Values are expressed as mean ± standard deviation. Differences between groups were analyzed using a 1-way analysis of variance with Dunnett multiple comparisons analysis unless otherwise indicated. Differences are considered statistically significant at a P value of <0.05 using GraphPad Prism v9 software. Principal Component Analysis (PCA) was used to reduce the number of variables needed to adequately describe differences in cytokine profiles; each condition was treated as an independent variable, and multivariate analysis was performed in Prism v9. Protein models were visualized using PyMol 2.3.3. Diagrams created with BioRender.com.

Supporting information

S1 Fig. Images of cytokine arrays for quantification of secreted cytokines.

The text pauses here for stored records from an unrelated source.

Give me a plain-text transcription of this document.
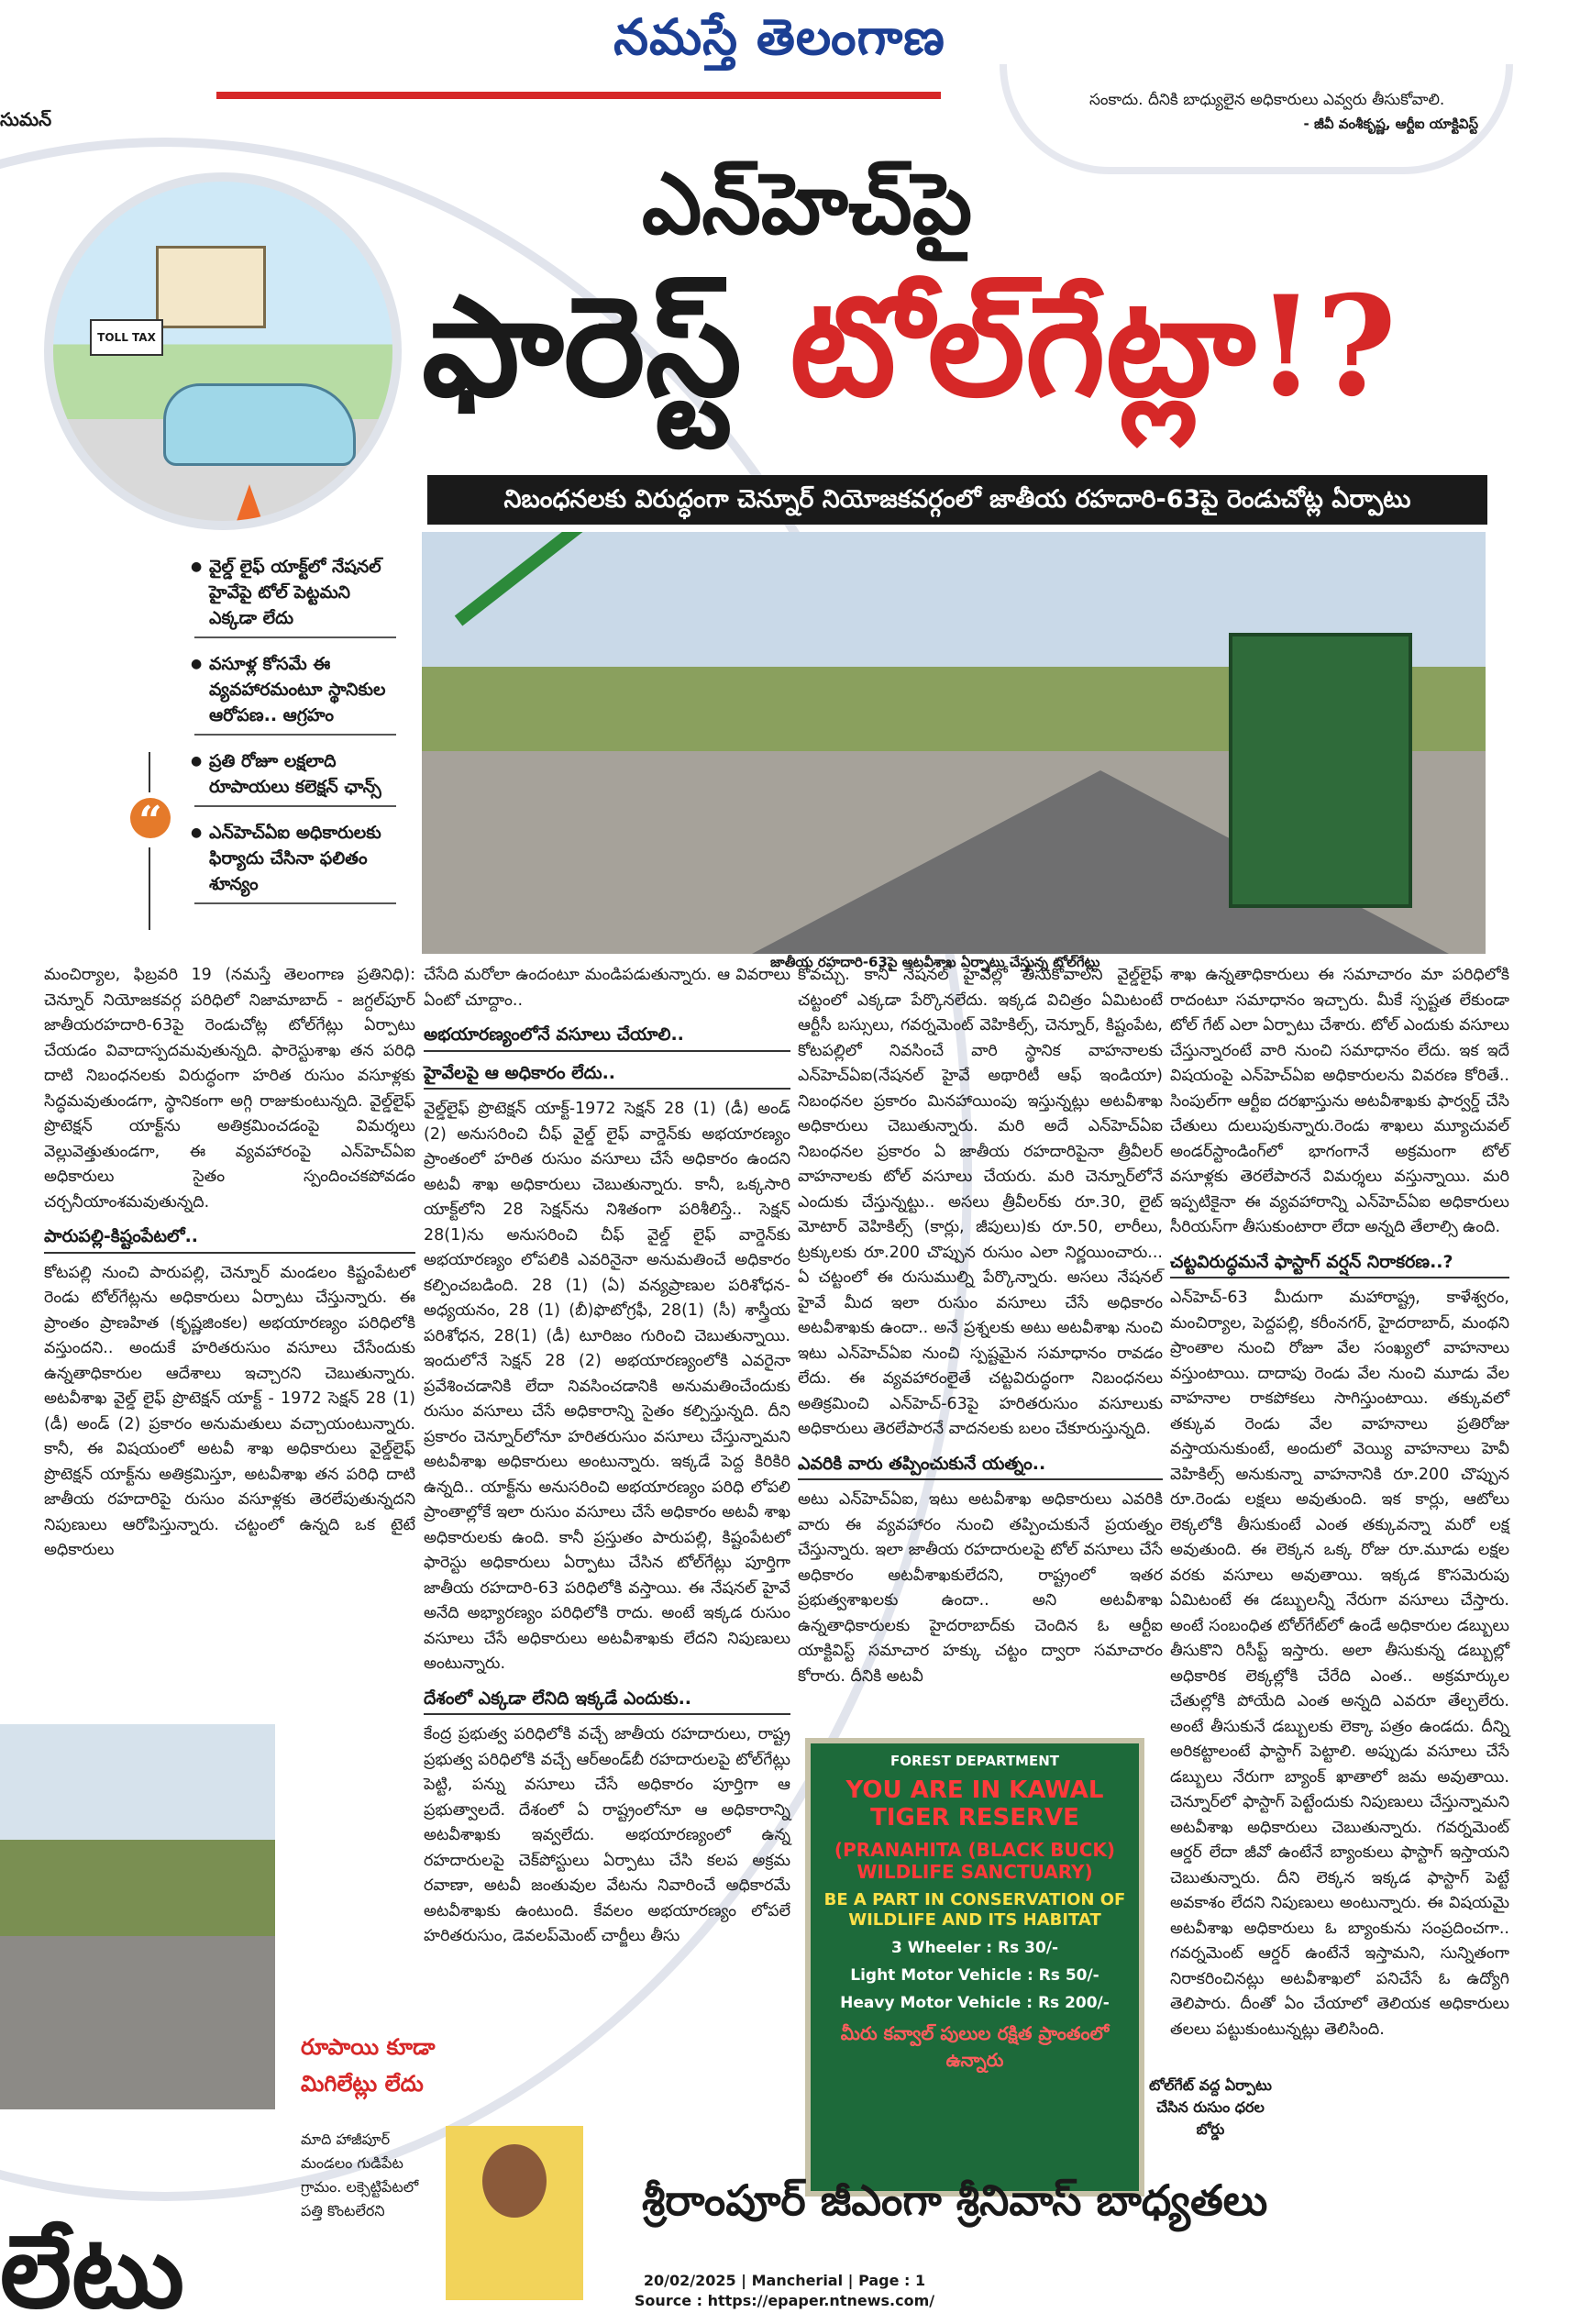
నమస్తే తెలంగాణ
సుమన్
సంకాదు. దీనికి బాధ్యులైన అధికారులు ఎవ్వరు తీసుకోవాలి.
- జీవీ వంశీకృష్ణ, ఆర్టీఐ యాక్టివిస్ట్
TOLL TAX
ఎన్‌హెచ్‌పై
ఫారెస్ట్ టోల్‌గేట్లా!?
నిబంధనలకు విరుద్ధంగా చెన్నూర్ నియోజకవర్గంలో జాతీయ రహదారి-63పై రెండుచోట్ల ఏర్పాటు
● వైల్డ్ లైఫ్ యాక్ట్‌లో నేషనల్ హైవేపై టోల్ పెట్టమని ఎక్కడా లేదు
● వసూళ్ల కోసమే ఈ వ్యవహారమంటూ స్థానికుల ఆరోపణ.. ఆగ్రహం
● ప్రతి రోజూ లక్షలాది రూపాయలు కలెక్షన్ ఛాన్స్
● ఎన్‌హెచ్‌ఏఐ అధికారులకు ఫిర్యాదు చేసినా ఫలితం శూన్యం
“
జాతీయ రహదారి-63పై అటవీశాఖ ఏర్పాటు చేస్తున్న టోల్‌గేట్లు

మంచిర్యాల, ఫిబ్రవరి 19 (నమస్తే తెలంగాణ ప్రతినిధి): చెన్నూర్ నియోజకవర్గ పరిధిలో నిజామాబాద్ - జగ్దల్‌పూర్ జాతీయరహదారి-63పై రెండుచోట్ల టోల్‌గేట్లు ఏర్పాటు చేయడం వివాదాస్పదమవుతున్నది. ఫారెస్టుశాఖ తన పరిధి దాటి నిబంధనలకు విరుద్ధంగా హరిత రుసుం వసూళ్లకు సిద్ధమవుతుండగా, స్థానికంగా అగ్గి రాజుకుంటున్నది. వైల్డ్‌లైఫ్ ప్రొటెక్షన్ యాక్ట్‌ను అతిక్రమించడంపై విమర్శలు వెల్లువెత్తుతుండగా, ఈ వ్యవహారంపై ఎన్‌హెచ్‌ఏఐ అధికారులు సైతం స్పందించకపోవడం చర్చనీయాంశమవుతున్నది.

పారుపల్లి-కిష్టంపేటలో..

కోటపల్లి నుంచి పారుపల్లి, చెన్నూర్ మండలం కిష్టంపేటలో రెండు టోల్‌గేట్లను అధికారులు ఏర్పాటు చేస్తున్నారు. ఈ ప్రాంతం ప్రాణహిత (కృష్ణజింకల) అభయారణ్యం పరిధిలోకి వస్తుందని.. అందుకే హరితరుసుం వసూలు చేసేందుకు ఉన్నతాధికారుల ఆదేశాలు ఇచ్చారని చెబుతున్నారు. అటవీశాఖ వైల్డ్ లైఫ్ ప్రొటెక్షన్ యాక్ట్ - 1972 సెక్షన్ 28 (1)(డీ) అండ్ (2) ప్రకారం అనుమతులు వచ్చాయంటున్నారు. కానీ, ఈ విషయంలో అటవీ శాఖ అధికారులు వైల్డ్‌లైఫ్ ప్రొటెక్షన్ యాక్ట్‌ను అతిక్రమిస్తూ, అటవీశాఖ తన పరిధి దాటి జాతీయ రహదారిపై రుసుం వసూళ్లకు తెరలేపుతున్నదని నిపుణులు ఆరోపిస్తున్నారు. చట్టంలో ఉన్నది ఒక టైటే అధికారులు

చేసేది మరోలా ఉందంటూ మండిపడుతున్నారు. ఆ వివరాలు ఏంటో చూద్దాం..

అభయారణ్యంలోనే వసూలు చేయాలి..
హైవేలపై ఆ అధికారం లేదు..

వైల్డ్‌లైఫ్ ప్రొటెక్షన్ యాక్ట్-1972 సెక్షన్ 28 (1) (డీ) అండ్ (2) అనుసరించి చీఫ్ వైల్డ్ లైఫ్ వార్డెన్‌కు అభయారణ్యం ప్రాంతంలో హరిత రుసుం వసూలు చేసే అధికారం ఉందని అటవీ శాఖ అధికారులు చెబుతున్నారు. కానీ, ఒక్కసారి యాక్ట్‌లోని 28 సెక్షన్‌ను నిశితంగా పరిశీలిస్తే.. సెక్షన్ 28(1)ను అనుసరించి చీఫ్ వైల్డ్ లైఫ్ వార్డెన్‌కు అభయారణ్యం లోపలికి ఎవరినైనా అనుమతించే అధికారం కల్పించబడింది. 28 (1) (ఏ) వన్యప్రాణుల పరిశోధన-అధ్యయనం, 28 (1) (బీ)ఫొటోగ్రఫీ, 28(1) (సీ) శాస్త్రీయ పరిశోధన, 28(1) (డీ) టూరిజం గురించి చెబుతున్నాయి. ఇందులోనే సెక్షన్ 28 (2) అభయారణ్యంలోకి ఎవరైనా ప్రవేశించడానికి లేదా నివసించడానికి అనుమతించేందుకు రుసుం వసూలు చేసే అధికారాన్ని సైతం కల్పిస్తున్నది. దీని ప్రకారం చెన్నూర్‌లోనూ హరితరుసుం వసూలు చేస్తున్నామని అటవీశాఖ అధికారులు అంటున్నారు. ఇక్కడే పెద్ద కిరికిరి ఉన్నది.. యాక్ట్‌ను అనుసరించి అభయారణ్యం పరిధి లోపలి ప్రాంతాల్లోకే ఇలా రుసుం వసూలు చేసే అధికారం అటవీ శాఖ అధికారులకు ఉంది. కానీ ప్రస్తుతం పారుపల్లి, కిష్టంపేటలో ఫారెస్టు అధికారులు ఏర్పాటు చేసిన టోల్‌గేట్లు పూర్తిగా జాతీయ రహదారి-63 పరిధిలోకి వస్తాయి. ఈ నేషనల్ హైవే అనేది అభ్యారణ్యం పరిధిలోకి రాదు. అంటే ఇక్కడ రుసుం వసూలు చేసే అధికారులు అటవీశాఖకు లేదని నిపుణులు అంటున్నారు.

దేశంలో ఎక్కడా లేనిది ఇక్కడే ఎందుకు..

కేంద్ర ప్రభుత్వ పరిధిలోకి వచ్చే జాతీయ రహదారులు, రాష్ట్ర ప్రభుత్వ పరిధిలోకి వచ్చే ఆర్‌అండ్‌బీ రహదారులపై టోల్‌గేట్లు పెట్టి, పన్ను వసూలు చేసే అధికారం పూర్తిగా ఆ ప్రభుత్వాలదే. దేశంలో ఏ రాష్ట్రంలోనూ ఆ అధికారాన్ని అటవీశాఖకు ఇవ్వలేదు. అభయారణ్యంలో ఉన్న రహదారులపై చెక్‌పోస్టులు ఏర్పాటు చేసి కలప అక్రమ రవాణా, అటవీ జంతువుల వేటను నివారించే అధికారమే అటవీశాఖకు ఉంటుంది. కేవలం అభయారణ్యం లోపలే హరితరుసుం, డెవలప్‌మెంట్ చార్జీలు తీసు

కోవచ్చు. కానీ నేషనల్ హైవేల్లో తీసుకోవాలని వైల్డ్‌లైఫ్ చట్టంలో ఎక్కడా పేర్కొనలేదు. ఇక్కడ విచిత్రం ఏమిటంటే ఆర్టీసీ బస్సులు, గవర్నమెంట్ వెహికిల్స్, చెన్నూర్, కిష్టంపేట, కోటపల్లిలో నివసించే వారి స్థానిక వాహనాలకు ఎన్‌హెచ్‌ఏఐ(నేషనల్ హైవే అథారిటీ ఆఫ్ ఇండియా) నిబంధనల ప్రకారం మినహాయింపు ఇస్తున్నట్లు అటవీశాఖ అధికారులు చెబుతున్నారు. మరి అదే ఎన్‌హెచ్‌ఏఐ నిబంధనల ప్రకారం ఏ జాతీయ రహదారిపైనా త్రీవీలర్ వాహనాలకు టోల్ వసూలు చేయరు. మరి చెన్నూర్‌లోనే ఎందుకు చేస్తున్నట్టు.. అసలు త్రీవీలర్‌కు రూ.30, లైట్ మోటార్ వెహికిల్స్ (కార్లు, జీపులు)కు రూ.50, లారీలు, ట్రక్కులకు రూ.200 చొప్పున రుసుం ఎలా నిర్ణయించారు... ఏ చట్టంలో ఈ రుసుముల్ని పేర్కొన్నారు. అసలు నేషనల్ హైవే మీద ఇలా రుసుం వసూలు చేసే అధికారం అటవీశాఖకు ఉందా.. అనే ప్రశ్నలకు అటు అటవీశాఖ నుంచి ఇటు ఎన్‌హెచ్‌ఏఐ నుంచి స్పష్టమైన సమాధానం రావడం లేదు. ఈ వ్యవహారంలైతే చట్టవిరుద్ధంగా నిబంధనలు అతిక్రమించి ఎన్‌హెచ్-63పై హరితరుసుం వసూలుకు అధికారులు తెరలేపారనే వాదనలకు బలం చేకూరుస్తున్నది.

ఎవరికి వారు తప్పించుకునే యత్నం..

అటు ఎన్‌హెచ్‌ఏఐ, ఇటు అటవీశాఖ అధికారులు ఎవరికి వారు ఈ వ్యవహారం నుంచి తప్పించుకునే ప్రయత్నం చేస్తున్నారు. ఇలా జాతీయ రహదారులపై టోల్ వసూలు చేసే అధికారం అటవీశాఖకులేదని, రాష్ట్రంలో ఇతర ప్రభుత్వశాఖలకు ఉందా.. అని అటవీశాఖ ఉన్నతాధికారులకు హైదరాబాద్‌కు చెందిన ఓ ఆర్టీఐ యాక్టివిస్ట్ సమాచార హక్కు చట్టం ద్వారా సమాచారం కోరారు. దీనికి అటవీ

శాఖ ఉన్నతాధికారులు ఈ సమాచారం మా పరిధిలోకి రాదంటూ సమాధానం ఇచ్చారు. మీకే స్పష్టత లేకుండా టోల్ గేట్ ఎలా ఏర్పాటు చేశారు. టోల్ ఎందుకు వసూలు చేస్తున్నారంటే వారి నుంచి సమాధానం లేదు. ఇక ఇదే విషయంపై ఎన్‌హెచ్‌ఏఐ అధికారులను వివరణ కోరితే.. సింపుల్‌గా ఆర్టీఐ దరఖాస్తును అటవీశాఖకు ఫార్వర్డ్ చేసి చేతులు దులుపుకున్నారు.రెండు శాఖలు మ్యూచువల్ అండర్‌స్టాండింగ్‌లో భాగంగానే అక్రమంగా టోల్ వసూళ్లకు తెరలేపారనే విమర్శలు వస్తున్నాయి. మరి ఇప్పటికైనా ఈ వ్యవహారాన్ని ఎన్‌హెచ్‌ఏఐ అధికారులు సీరియస్‌గా తీసుకుంటారా లేదా అన్నది తేలాల్సి ఉంది.

చట్టవిరుద్ధమనే ఫాస్టాగ్ వర్షన్ నిరాకరణ..?

ఎన్‌హెచ్-63 మీదుగా మహారాష్ట్ర, కాళేశ్వరం, మంచిర్యాల, పెద్దపల్లి, కరీంనగర్, హైదరాబాద్, మంథని ప్రాంతాల నుంచి రోజూ వేల సంఖ్యలో వాహనాలు వస్తుంటాయి. దాదాపు రెండు వేల నుంచి మూడు వేల వాహనాల రాకపోకలు సాగిస్తుంటాయి. తక్కువలో తక్కువ రెండు వేల వాహనాలు ప్రతిరోజు వస్తాయనుకుంటే, అందులో వెయ్యి వాహనాలు హెవీ వెహికిల్స్ అనుకున్నా వాహనానికి రూ.200 చొప్పున రూ.రెండు లక్షలు అవుతుంది. ఇక కార్లు, ఆటోలు లెక్కలోకి తీసుకుంటే ఎంత తక్కువన్నా మరో లక్ష అవుతుంది. ఈ లెక్కన ఒక్క రోజు రూ.మూడు లక్షల వరకు వసూలు అవుతాయి. ఇక్కడ కొసమెరుపు ఏమిటంటే ఈ డబ్బులన్నీ నేరుగా వసూలు చేస్తారు. అంటే సంబంధిత టోల్‌గేట్‌లో ఉండే అధికారుల డబ్బులు తీసుకొని రిసీప్ట్ ఇస్తారు. అలా తీసుకున్న డబ్బుల్లో అధికారిక లెక్కల్లోకి చేరేది ఎంత.. అక్రమార్కుల చేతుల్లోకి పోయేది ఎంత అన్నది ఎవరూ తేల్చలేరు. అంటే తీసుకునే డబ్బులకు లెక్కా పత్రం ఉండదు. దీన్ని అరికట్టాలంటే ఫాస్టాగ్ పెట్టాలి. అప్పుడు వసూలు చేసే డబ్బులు నేరుగా బ్యాంక్ ఖాతాలో జమ అవుతాయి. చెన్నూర్‌లో ఫాస్టాగ్ పెట్టేందుకు నిపుణులు చేస్తున్నామని అటవీశాఖ అధికారులు చెబుతున్నారు. గవర్నమెంట్ ఆర్డర్ లేదా జీవో ఉంటేనే బ్యాంకులు ఫాస్టాగ్ ఇస్తాయని చెబుతున్నారు. దీని లెక్కన ఇక్కడ ఫాస్టాగ్ పెట్టే అవకాశం లేదని నిపుణులు అంటున్నారు. ఈ విషయమై అటవీశాఖ అధికారులు ఓ బ్యాంకును సంప్రదించగా.. గవర్నమెంట్ ఆర్డర్ ఉంటేనే ఇస్తామని, సున్నితంగా నిరాకరించినట్లు అటవీశాఖలో పనిచేసే ఓ ఉద్యోగి తెలిపారు. దీంతో ఏం చేయాలో తెలియక అధికారులు తలలు పట్టుకుంటున్నట్లు తెలిసింది.

FOREST DEPARTMENT
YOU ARE IN KAWAL TIGER RESERVE
(PRANAHITA (BLACK BUCK) WILDLIFE SANCTUARY)
BE A PART IN CONSERVATION OF WILDLIFE AND ITS HABITAT
3 Wheeler : Rs 30/-
Light Motor Vehicle : Rs 50/-
Heavy Motor Vehicle : Rs 200/-
మీరు కవ్వాల్ పులుల రక్షిత ప్రాంతంలో ఉన్నారు
టోల్‌గేట్ వద్ద ఏర్పాటు చేసిన రుసుం ధరల బోర్డు
రూపాయి కూడా మిగిలేట్లు లేదు
మాది హాజీపూర్ మండలం గుడిపేట గ్రామం. లక్సెట్టిపేటలో పత్తి కొంటలేరని
లేటు
శ్రీరాంపూర్ జీఎంగా శ్రీనివాస్ బాధ్యతలు
20/02/2025 | Mancherial | Page : 1
Source : https://epaper.ntnews.com/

https://doi.org/10.1371/journal.ppat.1011321.s001

(PDF)

Acknowledgments

We thank Victor Nizet for his insights and cells, all members of the LaRock lab for discussions, Cassandra Quave for cell lines, the Children’s Healthcare of Atlanta and Emory University’s Children’s Clinical and Translational Discovery Core (CTDC) for whole blood and cell processing, and Mark Walker, BEI Resources, and the Emory Investigational Clinical Microbiology Core (ICMC) for bacterial isolates.